The film for him is about “empathy,” he says: “What is your tribe? What is home for you? And what does that mean? How does that reflect on the people that you come in contact with and love?” He’s excited about the film’s timing: “We made this film to come out right before one of the most important elections in modern history,” he says. “How great that this movie might actually impact an election, that it might actually get people out to go vote, even though it’s not saying, ‘Hey, go vote.’ It’s saying, ‘Hey, we are all human, and we’re all immigrants here. We’re all sort of trying to find out what home is.’ ” He adds, “And whose home is it?”

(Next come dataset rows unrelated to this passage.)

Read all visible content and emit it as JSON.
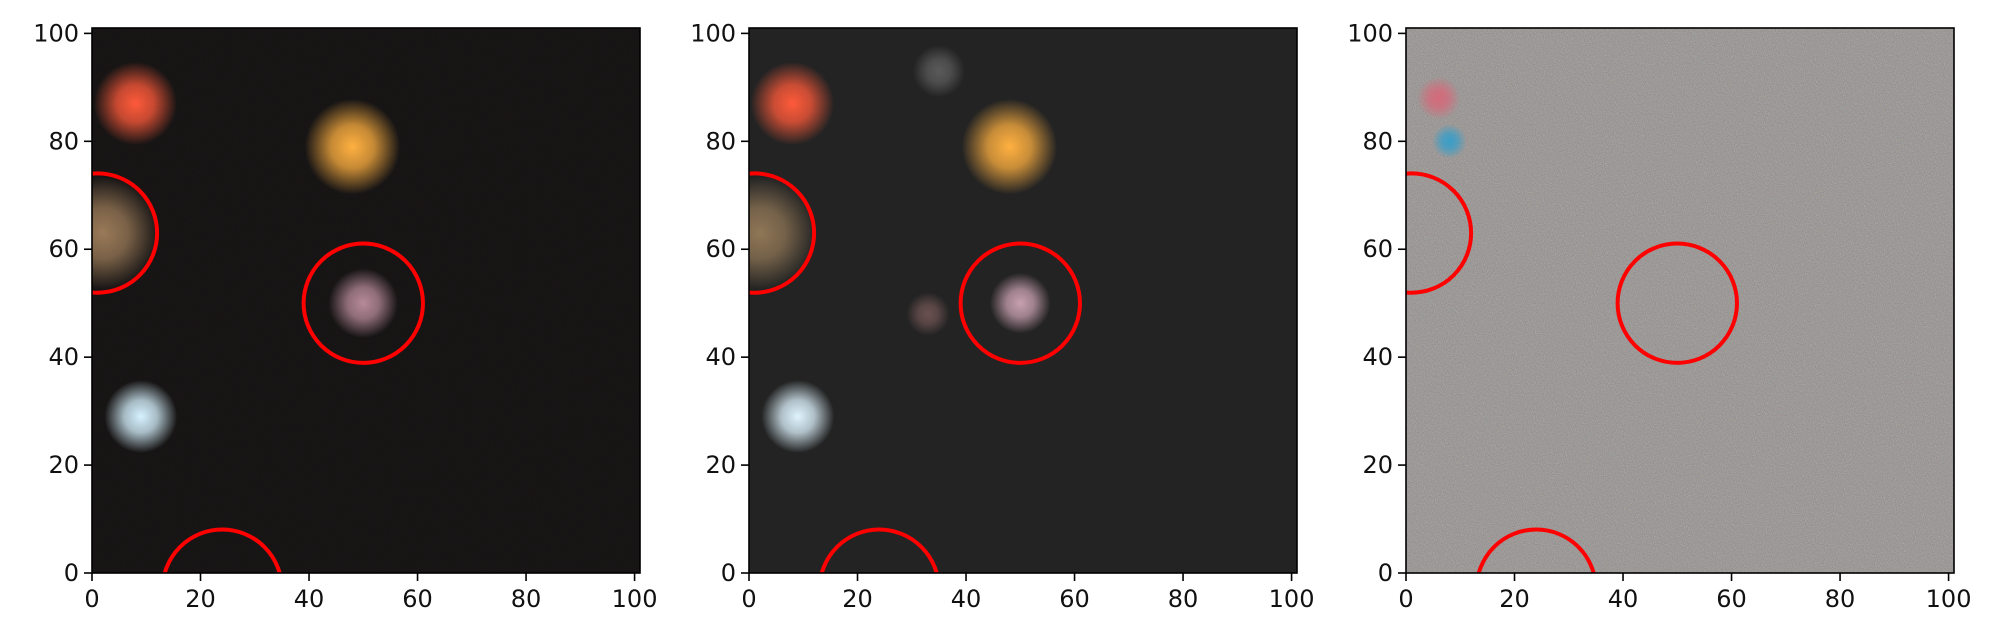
{
  "figure": {
    "panels": [
      {
        "name": "panel-observed",
        "style": {
          "background": "#141212",
          "noise_color": "#5a4a48",
          "noise_opacity": 0.55
        },
        "axes": {
          "x_range": [
            0,
            101
          ],
          "y_range": [
            0,
            101
          ],
          "x_ticks": [
            0,
            20,
            40,
            60,
            80,
            100
          ],
          "y_ticks": [
            0,
            20,
            40,
            60,
            80,
            100
          ]
        },
        "sources": [
          {
            "name": "red-star",
            "x": 8,
            "y": 87,
            "r": 4.8,
            "color": "#ff5a3a"
          },
          {
            "name": "orange-galaxy",
            "x": 48,
            "y": 79,
            "r": 5.5,
            "color": "#ffb040"
          },
          {
            "name": "brown-galaxy",
            "x": 2,
            "y": 63,
            "r": 6.5,
            "color": "#9a7a58"
          },
          {
            "name": "pink-galaxy",
            "x": 50,
            "y": 50,
            "r": 4.0,
            "color": "#b78a9a"
          },
          {
            "name": "blue-star",
            "x": 9,
            "y": 29,
            "r": 4.2,
            "color": "#d6f2ff"
          }
        ],
        "circles": [
          {
            "x": 50,
            "y": 50,
            "r": 11
          },
          {
            "x": 1,
            "y": 63,
            "r": 11
          },
          {
            "x": 24,
            "y": -3,
            "r": 11
          }
        ]
      },
      {
        "name": "panel-model",
        "style": {
          "background": "#232323",
          "noise_color": "#000000",
          "noise_opacity": 0.0
        },
        "axes": {
          "x_range": [
            0,
            101
          ],
          "y_range": [
            0,
            101
          ],
          "x_ticks": [
            0,
            20,
            40,
            60,
            80,
            100
          ],
          "y_ticks": [
            0,
            20,
            40,
            60,
            80,
            100
          ]
        },
        "sources": [
          {
            "name": "red-star",
            "x": 8,
            "y": 87,
            "r": 4.8,
            "color": "#ff5a3a"
          },
          {
            "name": "orange-galaxy",
            "x": 48,
            "y": 79,
            "r": 5.5,
            "color": "#ffb040"
          },
          {
            "name": "brown-galaxy",
            "x": 2,
            "y": 63,
            "r": 6.5,
            "color": "#8f7656"
          },
          {
            "name": "pink-galaxy",
            "x": 50,
            "y": 50,
            "r": 3.5,
            "color": "#c8a0b0"
          },
          {
            "name": "faint-galaxy",
            "x": 33,
            "y": 48,
            "r": 2.5,
            "color": "#6a5050"
          },
          {
            "name": "faint-top-source",
            "x": 35,
            "y": 93,
            "r": 3.0,
            "color": "#5a5a5a"
          },
          {
            "name": "blue-star",
            "x": 9,
            "y": 29,
            "r": 4.2,
            "color": "#dff4ff"
          }
        ],
        "circles": [
          {
            "x": 50,
            "y": 50,
            "r": 11
          },
          {
            "x": 1,
            "y": 63,
            "r": 11
          },
          {
            "x": 24,
            "y": -3,
            "r": 11
          }
        ]
      },
      {
        "name": "panel-residual",
        "style": {
          "background": "#8e8a88",
          "noise_color": "#b8a0a8",
          "noise_opacity": 0.55
        },
        "axes": {
          "x_range": [
            0,
            101
          ],
          "y_range": [
            0,
            101
          ],
          "x_ticks": [
            0,
            20,
            40,
            60,
            80,
            100
          ],
          "y_ticks": [
            0,
            20,
            40,
            60,
            80,
            100
          ]
        },
        "sources": [
          {
            "name": "residual-streak",
            "x": 8,
            "y": 80,
            "r": 2.0,
            "color": "#3a9ec8"
          },
          {
            "name": "residual-red-spot",
            "x": 6,
            "y": 88,
            "r": 2.5,
            "color": "#d46a7a"
          }
        ],
        "circles": [
          {
            "x": 50,
            "y": 50,
            "r": 11
          },
          {
            "x": 1,
            "y": 63,
            "r": 11
          },
          {
            "x": 24,
            "y": -3,
            "r": 11
          }
        ]
      }
    ],
    "circle_color": "#ff0000"
  }
}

Despite any heavy implications weighing on the minds of the cast, In the Heights is an exuberant film, though the breezy buoyancy of the film’s musical numbers took work. “Panic attacks” are the first words that come out of Barrera’s mouth when she’s asked what it was like to learn the choreography. During their first rehearsal, the actors were thrown in with the professional dancers, and even Hawkins, who had legendary choreographer and dancer Debbie Allen for a mentor when he was growing up, struggled. “This was comedy,” Ramos remembers: “I go into rehearsal, and one of the dancers, she’s looking at me like, ‘My man, I’m going to need you to keep up because you’re making me look bad.’ ” He breaks out laughing.

In one particularly ebullient scene, a family celebration grew to include hundreds of people—not only the dancers and extras but neighborhood onlookers as well. “When we shot this, I would call, ‘Cut,’ and it would not cut,” Chu remembers. “It went on for 10 minutes. Lin was up on this fire escape, and the people were just chanting, ‘Lin, Lin, Lin, Lin, Lin, Lin.’ ”

“Nobody stopped that day. Everybody was so into it. It was such an emotional day,” Ramos remembers. “You feel like your ancestors are watching. This is for our ancestors’ ancestors.”